Related to this, I recall how limited our entertainment options were as a child, and that, among other things, we were stuck with whatever was on TV at the time. At an early age, I realized that certain movies that were so good, so rewatchable, that I would simply toss the remote control aside and stop flipping between channels when they were on. Every James Bond movie fell into that category, and every Clint Eastwood western. On Saturday afternoons, Channel 56 outside of Boston played two classic horror/sci-fi movies back-to-back, like Godzilla and Rodan, during its “Creature Double Feature.” You get the idea.
I was thus delighted in watching the original Lethal Weapon in the theaters years later when Mel Gibson’s character comes home, turns on the TV, finds that The Three Stooges are on and throws away the remote control in an exaggerated way. Exactly. That’s it.
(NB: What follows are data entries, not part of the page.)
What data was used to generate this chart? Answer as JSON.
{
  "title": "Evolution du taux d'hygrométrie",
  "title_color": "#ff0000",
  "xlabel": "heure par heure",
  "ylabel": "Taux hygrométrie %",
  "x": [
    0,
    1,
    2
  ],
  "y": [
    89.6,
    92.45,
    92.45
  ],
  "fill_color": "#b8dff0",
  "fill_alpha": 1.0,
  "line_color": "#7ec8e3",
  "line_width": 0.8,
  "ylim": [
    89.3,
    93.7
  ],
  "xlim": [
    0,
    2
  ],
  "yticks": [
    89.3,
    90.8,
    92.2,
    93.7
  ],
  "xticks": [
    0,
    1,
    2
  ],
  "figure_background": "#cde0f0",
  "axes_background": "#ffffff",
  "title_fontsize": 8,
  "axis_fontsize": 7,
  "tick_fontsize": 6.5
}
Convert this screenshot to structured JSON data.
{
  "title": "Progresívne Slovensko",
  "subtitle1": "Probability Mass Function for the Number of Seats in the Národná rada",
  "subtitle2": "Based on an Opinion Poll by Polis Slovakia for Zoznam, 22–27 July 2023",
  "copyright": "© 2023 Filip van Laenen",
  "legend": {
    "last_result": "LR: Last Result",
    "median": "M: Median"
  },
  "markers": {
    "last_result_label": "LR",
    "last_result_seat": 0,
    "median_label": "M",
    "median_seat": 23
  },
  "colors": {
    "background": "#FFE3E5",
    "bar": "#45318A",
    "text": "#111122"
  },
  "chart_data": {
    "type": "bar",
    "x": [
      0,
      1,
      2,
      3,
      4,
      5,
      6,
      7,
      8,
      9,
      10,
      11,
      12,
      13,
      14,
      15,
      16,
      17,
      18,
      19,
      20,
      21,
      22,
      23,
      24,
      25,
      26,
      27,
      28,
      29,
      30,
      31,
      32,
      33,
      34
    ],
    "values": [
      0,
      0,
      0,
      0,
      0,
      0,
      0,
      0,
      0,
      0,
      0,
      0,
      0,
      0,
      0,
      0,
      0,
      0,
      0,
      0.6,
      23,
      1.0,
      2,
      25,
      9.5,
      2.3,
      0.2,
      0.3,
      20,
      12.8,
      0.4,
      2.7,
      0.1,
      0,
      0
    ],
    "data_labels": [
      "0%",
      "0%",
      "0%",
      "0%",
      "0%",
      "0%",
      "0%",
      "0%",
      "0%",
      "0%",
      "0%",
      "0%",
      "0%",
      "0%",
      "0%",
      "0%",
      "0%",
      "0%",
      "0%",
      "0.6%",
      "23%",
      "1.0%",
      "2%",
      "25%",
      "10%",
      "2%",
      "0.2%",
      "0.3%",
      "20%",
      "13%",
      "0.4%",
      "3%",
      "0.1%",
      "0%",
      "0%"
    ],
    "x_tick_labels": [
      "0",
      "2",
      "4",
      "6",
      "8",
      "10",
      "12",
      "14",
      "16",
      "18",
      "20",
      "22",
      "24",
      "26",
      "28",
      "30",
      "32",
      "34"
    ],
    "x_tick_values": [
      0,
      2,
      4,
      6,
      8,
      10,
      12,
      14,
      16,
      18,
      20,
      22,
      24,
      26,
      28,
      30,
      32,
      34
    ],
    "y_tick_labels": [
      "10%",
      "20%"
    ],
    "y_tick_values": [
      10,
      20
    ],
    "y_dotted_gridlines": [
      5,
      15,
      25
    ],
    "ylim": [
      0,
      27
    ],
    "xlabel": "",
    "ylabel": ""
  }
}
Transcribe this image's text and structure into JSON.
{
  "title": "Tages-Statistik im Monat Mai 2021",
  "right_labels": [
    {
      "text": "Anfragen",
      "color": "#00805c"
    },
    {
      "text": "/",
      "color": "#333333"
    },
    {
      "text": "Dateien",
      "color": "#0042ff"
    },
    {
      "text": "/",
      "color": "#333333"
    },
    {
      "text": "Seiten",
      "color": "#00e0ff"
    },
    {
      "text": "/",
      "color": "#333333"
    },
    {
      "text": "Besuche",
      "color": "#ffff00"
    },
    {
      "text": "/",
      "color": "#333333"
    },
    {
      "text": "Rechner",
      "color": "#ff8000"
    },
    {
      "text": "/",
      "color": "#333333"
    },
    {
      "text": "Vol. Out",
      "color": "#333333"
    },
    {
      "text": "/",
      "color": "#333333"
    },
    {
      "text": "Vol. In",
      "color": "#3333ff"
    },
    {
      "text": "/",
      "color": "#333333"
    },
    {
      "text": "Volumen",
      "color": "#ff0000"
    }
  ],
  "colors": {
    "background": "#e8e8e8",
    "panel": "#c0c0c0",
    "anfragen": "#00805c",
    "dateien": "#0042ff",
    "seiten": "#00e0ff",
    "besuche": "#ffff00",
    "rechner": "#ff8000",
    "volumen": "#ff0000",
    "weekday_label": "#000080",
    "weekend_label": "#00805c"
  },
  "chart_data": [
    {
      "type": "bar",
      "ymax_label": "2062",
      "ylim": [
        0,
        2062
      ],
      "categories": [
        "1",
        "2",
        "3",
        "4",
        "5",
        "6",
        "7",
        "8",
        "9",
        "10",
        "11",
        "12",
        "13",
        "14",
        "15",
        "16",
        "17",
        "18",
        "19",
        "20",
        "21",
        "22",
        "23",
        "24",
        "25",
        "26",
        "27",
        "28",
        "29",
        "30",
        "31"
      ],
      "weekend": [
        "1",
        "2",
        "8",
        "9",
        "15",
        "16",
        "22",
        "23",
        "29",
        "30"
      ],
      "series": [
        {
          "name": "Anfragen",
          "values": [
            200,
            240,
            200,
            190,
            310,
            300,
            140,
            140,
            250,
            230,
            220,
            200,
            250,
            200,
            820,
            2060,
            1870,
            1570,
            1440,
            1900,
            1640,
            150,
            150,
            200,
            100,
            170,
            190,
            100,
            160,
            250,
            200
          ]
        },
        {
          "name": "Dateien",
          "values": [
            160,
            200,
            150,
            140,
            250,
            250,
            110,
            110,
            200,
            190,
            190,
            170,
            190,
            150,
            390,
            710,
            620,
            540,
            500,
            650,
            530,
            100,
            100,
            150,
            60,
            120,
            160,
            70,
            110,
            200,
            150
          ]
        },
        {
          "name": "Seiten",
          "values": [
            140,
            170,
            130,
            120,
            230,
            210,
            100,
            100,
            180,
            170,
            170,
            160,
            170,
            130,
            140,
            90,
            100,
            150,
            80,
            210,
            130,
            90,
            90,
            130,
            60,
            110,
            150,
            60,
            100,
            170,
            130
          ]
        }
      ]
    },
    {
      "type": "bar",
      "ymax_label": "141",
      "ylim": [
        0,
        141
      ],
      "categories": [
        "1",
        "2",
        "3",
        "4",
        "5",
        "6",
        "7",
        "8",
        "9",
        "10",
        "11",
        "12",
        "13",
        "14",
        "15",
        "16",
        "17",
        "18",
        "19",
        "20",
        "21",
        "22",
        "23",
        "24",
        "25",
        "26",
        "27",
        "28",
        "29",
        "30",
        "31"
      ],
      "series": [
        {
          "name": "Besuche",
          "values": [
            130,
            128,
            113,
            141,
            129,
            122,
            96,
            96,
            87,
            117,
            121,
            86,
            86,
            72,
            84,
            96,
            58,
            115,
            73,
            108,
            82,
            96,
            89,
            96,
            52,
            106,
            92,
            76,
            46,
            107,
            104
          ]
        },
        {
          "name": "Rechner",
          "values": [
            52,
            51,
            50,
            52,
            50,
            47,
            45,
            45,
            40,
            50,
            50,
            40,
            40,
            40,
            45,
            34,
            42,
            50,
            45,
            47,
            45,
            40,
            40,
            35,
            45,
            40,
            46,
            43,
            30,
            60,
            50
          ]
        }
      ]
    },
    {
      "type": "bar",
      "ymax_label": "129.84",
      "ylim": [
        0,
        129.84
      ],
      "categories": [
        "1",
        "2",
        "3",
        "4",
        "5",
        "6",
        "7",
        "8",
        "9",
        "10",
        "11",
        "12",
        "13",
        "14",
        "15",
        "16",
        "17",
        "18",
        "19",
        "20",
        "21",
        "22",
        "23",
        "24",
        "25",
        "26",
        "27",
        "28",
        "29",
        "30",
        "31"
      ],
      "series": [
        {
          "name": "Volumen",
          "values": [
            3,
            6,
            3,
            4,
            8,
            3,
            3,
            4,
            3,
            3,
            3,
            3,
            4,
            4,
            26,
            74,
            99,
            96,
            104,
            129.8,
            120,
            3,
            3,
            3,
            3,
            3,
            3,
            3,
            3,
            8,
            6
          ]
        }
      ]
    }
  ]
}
These days, I don’t even have traditional TV, or cable, or anything like that. But there are certain movies I will just put on because I never get tired of them, movies that are perhaps less divisive than those I listed above but also not on many best-of lists. Movies I watch again and again and again that I suspect many others never even think about. Prometheus, a Ridley Scott masterpiece (like almost anything he’s made), The Russia House, and Ronin factor in highly here. But there are so many more. Movies that aren’t bad, but are also not traditionally highly rated. Choices that might seem weird to others, but are nonetheless movies I love.
It’s a long list. And I would be surprised—delighted, but surprised—if any of these are on your own list of favorite rewatchable movies.
The American (the George Clooney version). Atomic Blond. The Arrival. Any Planet of the Apes made in the 1960s and 1970s (and, OK, sort of the newer ones too). Both Deadpool movies (“We’ll always have Bowie”). Desperado and its underrated (and to my mind superior) sequel Once Upon a Time in Mexico (“No, I’ll kill the chef”). Doctor Sleep (a rare example of a movie being better than the book). The Fifth Element. All three Fletch movies (the new one is terrific). The Hitman’s Bodyguard (but not really the sequel). Kingdom of Heaven (Ridley Scott, again). Man on Fire (Ridley Scott). The Ninth Gate. Paris (a 2008 French film no one has even heard of with a terrific soundtrack). Sideways, which is perfect in every way, and Shoot ‘Em Up, for the ideal Paul Giamatti double-bill. The endlessly quotable Spaceballs. Stakeout (1987) and Running Scared (1986), my favorite buddy cop comedies. Super Troopers. The Thomas Crown Affair (the 1999 version, which I feel is superior in every way to the original). The original Transporter. All three of The Trip movies. 2010, an underrated story and movie. 3 Days to Kill. These are all “throw the remote away” good. I’m sure I’ve forgotten some, plus I love horror movies, the dumber the better. All the Friday the 13th movies and that ilk.
To be clear, I’m not even mentioning the really good movies. There are a ton of those on the list too. But they’re all obvious. This is more about some weird nexus of personal preference and content that’s so good that it doesn’t so much fill the time as it time well spent.
It’s rewatchable, or its audio or written equivalent. It’s a gift. It’s the best.